L’Afem lance un plan en faveur des femmes cheffes d’entreprises impactées par la crise
Un appel à candidatures va être lancé le 10 décembre pour sélectionner 100 cheffes d’entreprise qui peinent à maintenir leurs activités en cette période de crise sanitaire et économique, afin de les soutenir dans le redémarrage et le redéploiement de leur entreprise.
L’Association des femmes chefs d’entreprises du Maroc (Afem) a organisé, jeudi 26 novembre, une conférence pour célébrer son vingtième anniversaire et, surtout, annoncer le lancement du programme ''Amally'', qui vise à accompagner les jeunes femmes entrepreneures ayant souffert économiquement de la crise sanitaire actuelle.
Il a d’abord été question de chiffres pour souligner le travail effectué ces vingt dernières années : l’association a formé 500 femmes aux techniques de management ; incubé 80 projets ; contribué à la création de 300 entreprises et participé à 300 évènements nationaux et internationaux axés sur l’entreprenariat féminin.
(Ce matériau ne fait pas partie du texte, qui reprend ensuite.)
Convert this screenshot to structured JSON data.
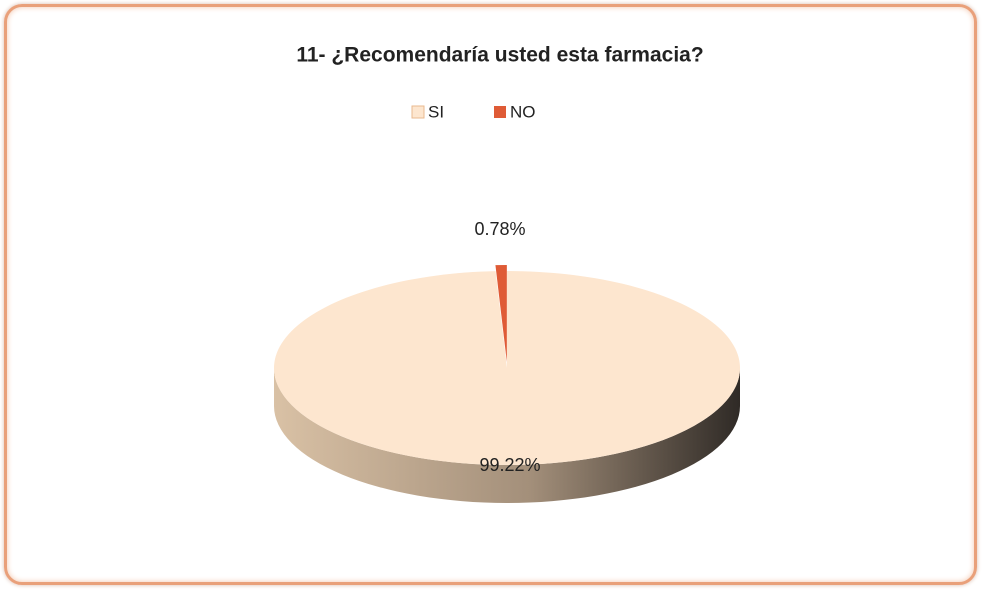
{
  "chart_data": {
    "type": "pie",
    "title": "11- ¿Recomendaría usted esta farmacia?",
    "categories": [
      "SI",
      "NO"
    ],
    "values": [
      99.22,
      0.78
    ],
    "value_labels": [
      "99.22%",
      "0.78%"
    ],
    "colors": [
      "#fde6cf",
      "#df5b36"
    ],
    "legend": "top"
  }
}
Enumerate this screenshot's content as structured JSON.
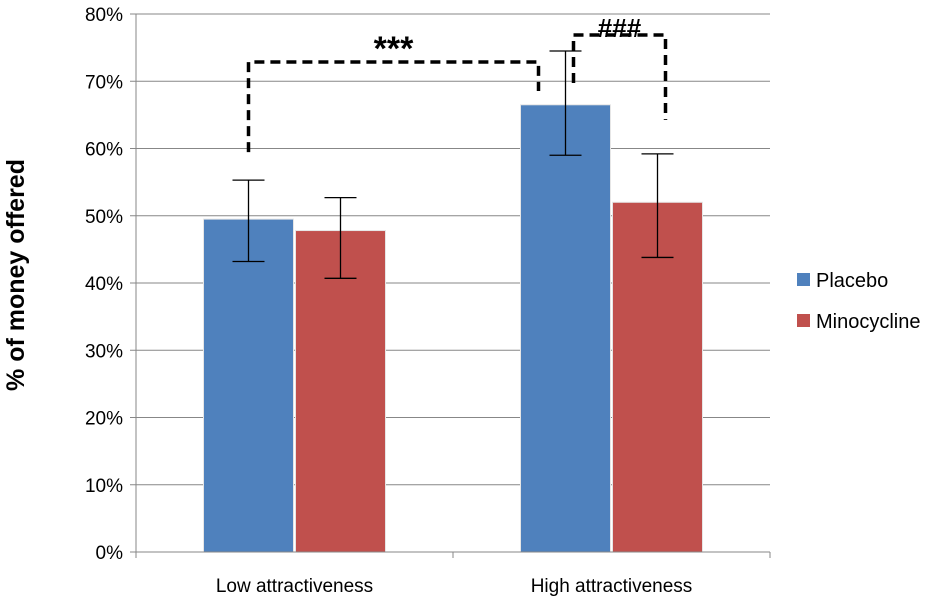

Passé le satisfecit, l’Afem a dressé un constat pessimiste sur la conjoncture actuelle du tissu entrepreneurial féminin au Maroc, déplorant la part importante d’entrepreneures en proie à de lourdes difficultés pour faire redémarrer leurs activités, qui se heurtent depuis huit mois déjà aux aléas d’une interminable crise sanitaire.
Un programme, quatre axes
L’association a donc décidé de revoir sa feuille de route pour soutenir ces cheffes d’entreprise, avec la mise en place de l’opération ''Amally''. Elle s’articule autour de quatre axes : le coworking, le networking (le réseautage), la formation et l’élaboration d’un plan personnalisé. Trois catégories ont été déclinées à travers ce plan personnalisé :
- Amally access, pour les entreprises qui ont entre 0 et 2 ans d’existence ;
- Amally rebound, pour les entreprises qui ont trois années d’existence et souhaitent se lancer dans des créneaux plus compétitifs ;
- Amally growth, pour les entreprises qui ont plus de cinq années d’existence et enregistrent un chiffre d’affaires compris entre 3 et 5 millions de dirhams, et qui souhaitent créer de la valeur ajoutée.
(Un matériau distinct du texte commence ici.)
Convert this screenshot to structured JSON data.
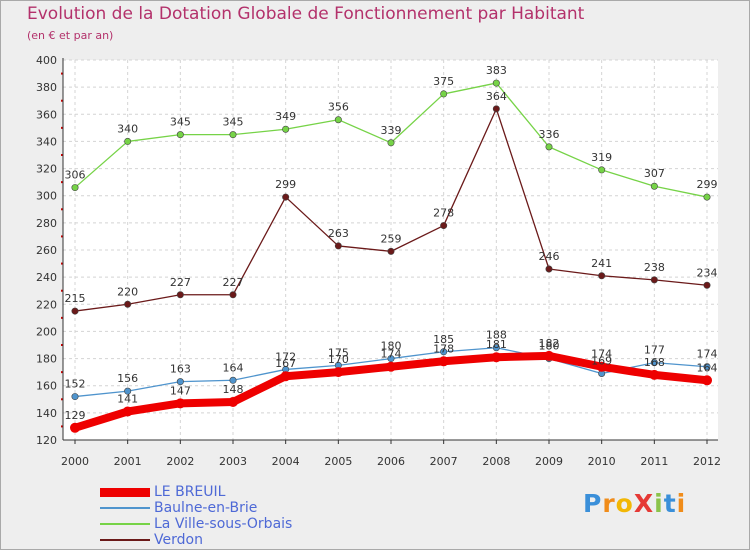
{
  "header": {
    "title": "Evolution de la Dotation Globale de Fonctionnement par Habitant",
    "subtitle": "(en € et par an)"
  },
  "logo": {
    "text": "ProXiti"
  },
  "chart_data": {
    "type": "line",
    "title": "Evolution de la Dotation Globale de Fonctionnement par Habitant",
    "subtitle": "(en € et par an)",
    "xlabel": "",
    "ylabel": "",
    "x": [
      "2000",
      "2001",
      "2002",
      "2003",
      "2004",
      "2005",
      "2006",
      "2007",
      "2008",
      "2009",
      "2010",
      "2011",
      "2012"
    ],
    "ylim": [
      120,
      400
    ],
    "yticks": [
      120,
      140,
      160,
      180,
      200,
      220,
      240,
      260,
      280,
      300,
      320,
      340,
      360,
      380,
      400
    ],
    "grid": true,
    "legend_position": "bottom-left",
    "series": [
      {
        "name": "LE BREUIL",
        "color": "#ee0000",
        "values": [
          129,
          141,
          147,
          148,
          167,
          170,
          174,
          178,
          181,
          182,
          174,
          168,
          164
        ]
      },
      {
        "name": "Baulne-en-Brie",
        "color": "#4f94cd",
        "values": [
          152,
          156,
          163,
          164,
          172,
          175,
          180,
          185,
          188,
          180,
          169,
          177,
          174
        ]
      },
      {
        "name": "La Ville-sous-Orbais",
        "color": "#76d347",
        "values": [
          306,
          340,
          345,
          345,
          349,
          356,
          339,
          375,
          383,
          336,
          319,
          307,
          299
        ]
      },
      {
        "name": "Verdon",
        "color": "#6b1a1a",
        "values": [
          215,
          220,
          227,
          227,
          299,
          263,
          259,
          278,
          364,
          246,
          241,
          238,
          234
        ]
      }
    ]
  }
}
Un appel à candidatures sera lancé le 10 décembre. L’Afem prévoit de soutenir 100 femmes en 2021 dans le cadre de cette opération. Les critères de sélection n’ont pas été clairement dévoilés, mais il en est un que l’Afem juge primordial : l’ambition. ''C’est le critère principal. Il faut que ces femmes viennent avec une envie réelle de maintenir, et même de déployer, leurs activités. Étendre son marché, exporter à l’international, définir un objectif précis de chiffre d’affaires, faire en sorte qu’une TPE passe à une PME, puis à une plus grosse entreprise… L’idée, c’est d’ouvrir des fenêtres'', a déclaré Amal Alami, secrétaire générale de l’Afem.
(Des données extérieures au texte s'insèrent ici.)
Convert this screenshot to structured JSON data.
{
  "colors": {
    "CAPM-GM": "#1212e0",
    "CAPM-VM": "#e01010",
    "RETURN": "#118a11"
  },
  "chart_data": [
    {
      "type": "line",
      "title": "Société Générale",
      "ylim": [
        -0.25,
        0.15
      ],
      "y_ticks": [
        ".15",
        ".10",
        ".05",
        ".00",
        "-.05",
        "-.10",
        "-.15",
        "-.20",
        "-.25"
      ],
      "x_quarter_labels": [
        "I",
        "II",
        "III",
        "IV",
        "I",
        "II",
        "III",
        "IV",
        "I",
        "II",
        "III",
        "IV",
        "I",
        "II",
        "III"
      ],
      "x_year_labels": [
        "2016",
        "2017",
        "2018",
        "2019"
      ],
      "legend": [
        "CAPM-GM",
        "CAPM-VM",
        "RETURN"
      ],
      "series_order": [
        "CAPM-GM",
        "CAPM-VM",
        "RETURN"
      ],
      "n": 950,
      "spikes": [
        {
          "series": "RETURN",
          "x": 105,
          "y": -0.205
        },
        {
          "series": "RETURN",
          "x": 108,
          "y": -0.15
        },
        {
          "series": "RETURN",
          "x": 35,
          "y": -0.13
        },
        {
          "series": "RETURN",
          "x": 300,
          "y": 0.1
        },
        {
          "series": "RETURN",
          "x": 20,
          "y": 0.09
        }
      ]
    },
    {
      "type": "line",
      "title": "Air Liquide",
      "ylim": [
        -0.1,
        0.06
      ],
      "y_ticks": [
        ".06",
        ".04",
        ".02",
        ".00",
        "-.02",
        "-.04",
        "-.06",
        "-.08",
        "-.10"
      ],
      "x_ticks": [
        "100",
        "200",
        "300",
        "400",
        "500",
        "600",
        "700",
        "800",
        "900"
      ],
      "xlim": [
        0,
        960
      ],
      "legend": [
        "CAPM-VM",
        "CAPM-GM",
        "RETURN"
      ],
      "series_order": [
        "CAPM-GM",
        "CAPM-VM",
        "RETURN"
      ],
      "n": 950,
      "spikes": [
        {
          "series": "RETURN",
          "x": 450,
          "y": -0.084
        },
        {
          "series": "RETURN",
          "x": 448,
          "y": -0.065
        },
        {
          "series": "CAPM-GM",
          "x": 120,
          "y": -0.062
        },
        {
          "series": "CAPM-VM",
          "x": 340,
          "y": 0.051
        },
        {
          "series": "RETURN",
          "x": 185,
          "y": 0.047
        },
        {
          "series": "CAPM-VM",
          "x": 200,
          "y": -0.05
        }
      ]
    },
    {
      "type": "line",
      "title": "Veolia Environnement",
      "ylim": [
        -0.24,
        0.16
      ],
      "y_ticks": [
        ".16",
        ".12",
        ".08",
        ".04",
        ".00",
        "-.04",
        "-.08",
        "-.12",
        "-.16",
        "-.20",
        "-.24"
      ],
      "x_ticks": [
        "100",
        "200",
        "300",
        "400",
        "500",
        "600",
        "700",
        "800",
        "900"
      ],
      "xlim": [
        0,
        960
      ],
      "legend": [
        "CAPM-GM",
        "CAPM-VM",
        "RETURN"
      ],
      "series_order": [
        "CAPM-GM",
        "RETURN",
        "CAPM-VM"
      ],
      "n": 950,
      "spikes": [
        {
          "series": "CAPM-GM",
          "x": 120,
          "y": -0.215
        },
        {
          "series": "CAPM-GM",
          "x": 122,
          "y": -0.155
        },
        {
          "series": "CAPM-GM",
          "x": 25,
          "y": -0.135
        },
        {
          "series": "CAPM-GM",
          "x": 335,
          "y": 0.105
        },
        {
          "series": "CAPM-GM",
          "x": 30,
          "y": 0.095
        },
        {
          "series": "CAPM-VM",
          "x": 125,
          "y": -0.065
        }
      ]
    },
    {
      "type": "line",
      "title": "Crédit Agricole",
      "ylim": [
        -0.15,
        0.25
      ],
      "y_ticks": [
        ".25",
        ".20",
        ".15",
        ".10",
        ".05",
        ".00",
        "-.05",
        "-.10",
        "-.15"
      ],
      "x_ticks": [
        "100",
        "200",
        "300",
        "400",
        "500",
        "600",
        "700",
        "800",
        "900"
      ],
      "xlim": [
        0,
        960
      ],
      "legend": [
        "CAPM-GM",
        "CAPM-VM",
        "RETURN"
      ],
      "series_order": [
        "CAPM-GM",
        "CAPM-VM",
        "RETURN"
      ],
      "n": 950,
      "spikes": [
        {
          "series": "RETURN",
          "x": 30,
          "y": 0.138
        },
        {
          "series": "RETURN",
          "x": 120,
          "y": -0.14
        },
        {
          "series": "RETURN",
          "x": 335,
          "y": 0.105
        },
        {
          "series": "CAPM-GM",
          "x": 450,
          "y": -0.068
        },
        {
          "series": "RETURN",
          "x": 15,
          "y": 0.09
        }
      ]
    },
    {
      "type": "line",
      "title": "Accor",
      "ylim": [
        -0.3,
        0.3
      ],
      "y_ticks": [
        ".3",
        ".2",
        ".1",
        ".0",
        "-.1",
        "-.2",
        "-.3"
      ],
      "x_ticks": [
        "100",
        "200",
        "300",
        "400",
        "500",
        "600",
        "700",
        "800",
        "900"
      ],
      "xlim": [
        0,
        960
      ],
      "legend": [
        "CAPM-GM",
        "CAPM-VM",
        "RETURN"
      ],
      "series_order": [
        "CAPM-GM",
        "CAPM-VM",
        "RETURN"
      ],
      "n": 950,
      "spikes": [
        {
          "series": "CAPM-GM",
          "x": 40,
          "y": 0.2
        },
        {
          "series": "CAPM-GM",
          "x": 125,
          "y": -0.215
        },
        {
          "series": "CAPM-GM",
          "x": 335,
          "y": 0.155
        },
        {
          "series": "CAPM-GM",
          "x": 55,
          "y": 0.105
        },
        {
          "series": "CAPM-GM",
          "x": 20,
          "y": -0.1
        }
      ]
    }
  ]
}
''Nous avons fortement renforcé notre mobilisation en cette année 2020 en raison des répercussions économiques de la crise sanitaire. Beaucoup de cheffes d’entreprise nous contactent pour nous faire part de leurs difficultés à faire face à leurs charges quotidiennes. Au moment du déconfinement en juin, elles ont pensé que l’activité économique allait redémarrer, mais ça n’a pas été le cas. Aujourd’hui encore, on ne peut pas parler de relance pour ces femmes. Les carnets de commandes sont vides et elles n’ont aucune visibilité, mais elles ont en revanche une volonté tenace de maintenir leurs activités et de préserver les emplois'', a déclaré Leila Doukali, présidente de l’Afem.
''La crise sanitaire nous a confortées dans l’idée que les Marocaines veulent leur autonomie financière. Un chiffre de la BERD (Banque européenne pour la reconstruction et le développement, ndlr) nous a été communiqué il y a quelques semaines, selon lequel 34% des femmes au Maroc souhaitent créer leur entreprise, contre 17% en France notamment'', a ajouté Leila Doukali.
La réalité contraste pourtant avec la volonté affichée par ces 34% de femmes : au Maroc, le taux de création d’entreprises par des femmes était de 12% en 2015, puis de 10% en 2018, selon les chiffres communiqués par la présidente de l’Afem. ''Il est impensable que nous laissions reculer davantage ce taux.'' C’est donc là tout l’intérêt du programme ''Amally'', dont l’Afem espère qu’il permettra, ou du moins contribuera, à inverser la donne.